There’s a definite charm to The Mole People. Often great music (awesome opening titles). When Paiva’s around Agar, Agar is tolerable. Once Napier shows up, Görög’s script opens up a bit and Agar doesn’t have as much opportunity to annoy. Or maybe it’s just Beaumont getting more stuff to do. Cynthia Patrick is fine as Agar’s love interest. It’s a crappy role, but Patrick’s enthusiastic and she appears comfortable in the very weird setting.

I do wish it were better. But Görög’s script confuses enthusiasm with ability. Patrick can get away with it–so can Agar–but the script can’t. Some very nice technical work; Vogel remains stoic amid a questionably produced production.

Wait a second, I forgot about the crazy dance sequence. There’s this crazy dance sequence before the human sacrifice. It should be amazing, but it somehow isn’t. It’s an interesting crazy, not an amazing one.
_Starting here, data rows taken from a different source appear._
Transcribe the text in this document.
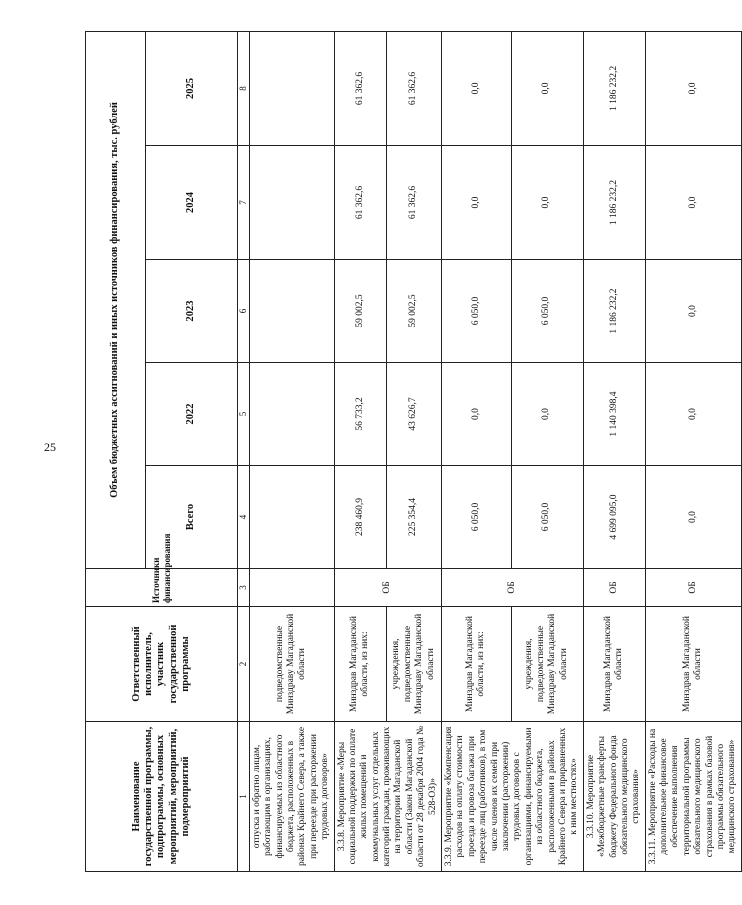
25
Наименование государственной программы, подпрограммы, основных мероприятий, мероприятий, подмероприятий	Ответственный исполнитель, участник государственной программы	Источники финансирования	Объем бюджетных ассигнований и иных источников финансирования, тыс. рублей				
			Всего	2022	2023	2024	2025
1	2	3	4	5	6	7	8
отпуска и обратно лицам, работающим в организациях, финансируемых из областного бюджета, расположенных в районах Крайнего Севера, а также при переезде при расторжении трудовых договоров»	подведомственные Минздраву Магаданской области						
3.3.8. Мероприятие «Меры социальной поддержки по оплате жилых помещений и коммунальных услуг отдельных категорий граждан, проживающих на территории Магаданской области (Закон Магаданской области от 28 декабря 2004 года № 528-ОЗ)»	Минздрав Магаданской области, из них:	ОБ	238 460,9	56 733,2	59 002,5	61 362,6	61 362,6
	учреждения, подведомственные Минздраву Магаданской области		225 354,4	43 626,7	59 002,5	61 362,6	61 362,6
3.3.9. Мероприятие «Компенсация расходов на оплату стоимости проезда и провоза багажа при переезде лиц (работников), в том числе членов их семей при заключении (расторжении) трудовых договоров с организациями, финансируемыми из областного бюджета, расположенными в районах Крайнего Севера и приравненных к ним местностях»	Минздрав Магаданской области, из них:	ОБ	6 050,0	0,0	6 050,0	0,0	0,0
	учреждения, подведомственные Минздраву Магаданской области		6 050,0	0,0	6 050,0	0,0	0,0
3.3.10. Мероприятие «Межбюджетные трансферты бюджету Федерального фонда обязательного медицинского страхования»	Минздрав Магаданской области	ОБ	4 699 095,0	1 140 398,4	1 186 232,2	1 186 232,2	1 186 232,2
3.3.11. Мероприятие «Расходы на дополнительное финансовое обеспечение выполнения территориальной программы обязательного медицинского страхования в рамках базовой программы обязательного медицинского страхования»	Минздрав Магаданской области	ОБ	0,0	0,0	0,0	0,0	0,0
Vogel just some great ideas he just didn’t know what to do with them.

The Land Unknown (1957, Virgil W. Vogel)

The Land Unknown has it all—a guy in a Tyrannosaurus Rex suit (the dinosaur’s roar is suspiciously similar to Godzilla’s), lizards standing in for dinosaurs, awful rear screen projection of those lizards to make them seem large, CinemaScope, misogyny, torture, a homicidal rapist being portrayed as a sympathetic character and a cute little tarsier. The poor tarsier gets eaten by a tentacle plant, which also attacks the girl. It’s tragic when the tarsier is eaten (Land Unknown actually has some really good ideas, just no way of executing them). It’s sad when the girl survives.

Shirley Patterson plays that girl and thanks to her incredibly bad performance, some of the other weak performances are tolerable. Protagonist Jock Mahoney, for example, isn’t awful. Neither is his sidekick, played by William Reynolds (though Mahoney is far better). The film’s opening suggests the two men will be competing for Patterson’s affect (it also implies she’s going to sleep with 800 sailors… it’s a special film when it comes to how it portrays women), but it never happens. There’s just her lame romance with Mahoney.

It’s hard to find an adjective to accurately describe the awfulness of Patterson’s performance. But… even if she weren’t in the film, there’s still Henry Brandon and Phil Harvey. Both of them are atrocious too.

Vogel’s incapable of composing for CinemaScope.

Besides the surprising potential in the script, both events and concepts, the miniature settings look great. Too bad the models look bad.

It’s a laughably terrible picture.

0/4ⓏⒺⓇⓄ

CREDITS

Directed by Virgil W. Vogel; screenplay by László Görög, based on an adaptation by William N. Robson and a story by Charles Palmer; director of photography, Ellis W. Carter; edited by Fred MacDowell; produced by William Alland; released by Universal Pictures.

Starring Jock Mahoney (Cmndr. Harold ‘Hal’ Roberts), Shirley Patterson (Margaret ‘Maggie’ Hathaway), William Reynolds (Lt. Jack Carmen), Henry Brandon (Dr. Carl Hunter), Douglas Kennedy (Capt. Burnham) and Phil Harvey (Steve Miller).